Odyssee im Osten zu Beginn des Zweiten Weltkrieges

Damian Gołąbek, ein Oberschlesier in den sowjetisch besetzten Gebieten

Eine ungewöhnliche Geschichte einer Flucht aus Oberschlesien – und einer Rückkehr.

Wie jedes Jahr im September werden bei Damian Gołąbek, einem emeritierten Geschichtslehrer aus Boronow (Boronów) im Kreis Lublinitz (Lubliniec), die Erinnerungen an das Jahr 1939 wach. Doch seine Erlebnisse aus dieser Zeit unterscheiden sich von denen der meisten zivilen Einwohner der Region.

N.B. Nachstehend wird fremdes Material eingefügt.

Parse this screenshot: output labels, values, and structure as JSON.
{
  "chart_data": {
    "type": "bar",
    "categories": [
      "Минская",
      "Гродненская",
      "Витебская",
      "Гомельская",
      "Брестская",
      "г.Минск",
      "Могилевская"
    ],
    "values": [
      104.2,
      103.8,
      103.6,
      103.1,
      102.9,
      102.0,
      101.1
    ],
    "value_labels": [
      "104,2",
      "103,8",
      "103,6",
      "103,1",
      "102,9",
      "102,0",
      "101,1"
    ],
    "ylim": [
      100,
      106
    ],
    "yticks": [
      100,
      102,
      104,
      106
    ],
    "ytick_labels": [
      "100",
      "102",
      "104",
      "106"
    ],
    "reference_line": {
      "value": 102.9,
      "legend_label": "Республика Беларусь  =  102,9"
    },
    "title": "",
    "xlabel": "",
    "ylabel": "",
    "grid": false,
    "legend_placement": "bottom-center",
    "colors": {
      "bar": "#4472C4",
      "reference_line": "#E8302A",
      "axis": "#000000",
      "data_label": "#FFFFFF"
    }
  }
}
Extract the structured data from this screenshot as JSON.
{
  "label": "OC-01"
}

Damian Gołąbek (geb. 1933) war langjähriger Direktor der Grundschule in Olschin (Olszyna) im Kreis Lublinitz. Der gelernte Historiker ist Autor mehrerer Beiträge und Veröffentlichungen zur lokalen Geschichte. Fot. Dawid Smolorz.

Als am 1. September 1939 mit dem deutschen Überfall auf Polen der Zweite Weltkrieg begann, lebte Gołąbek zusammen mit seinen Eltern und Geschwistern in Dembowagora (Dembowa Góra). Der Ort lag in Polnisch-Oberschlesien, auf halbem Wege zwischen Lublinitz und Tschenstochau (Częstochowa), nur 20 km von der Reichsgrenze entfernt. Angesichts des deutschen Angriffs organisierte die Polnische Staatsbahn PKP noch am ersten Kriegstag die Evakuierung vieler Angestellter und ihrer Angehörigen. In dieser Gruppe befand sich auch die Familie Gołąbek. Mit Pferdewagen wurden die Flüchtlinge nach Tschenstochau gebracht, von wo es mit einem Güterzug langsam in Richtung Osten weiterging. Während der Fahrt wurde der Zug mehrmals von deutschen Kampfflugzeugen beschossen. Der sechsjährige Damian Gołąbek sah damals zum ersten Mal in seinem Leben Tote und Schwerverletzte.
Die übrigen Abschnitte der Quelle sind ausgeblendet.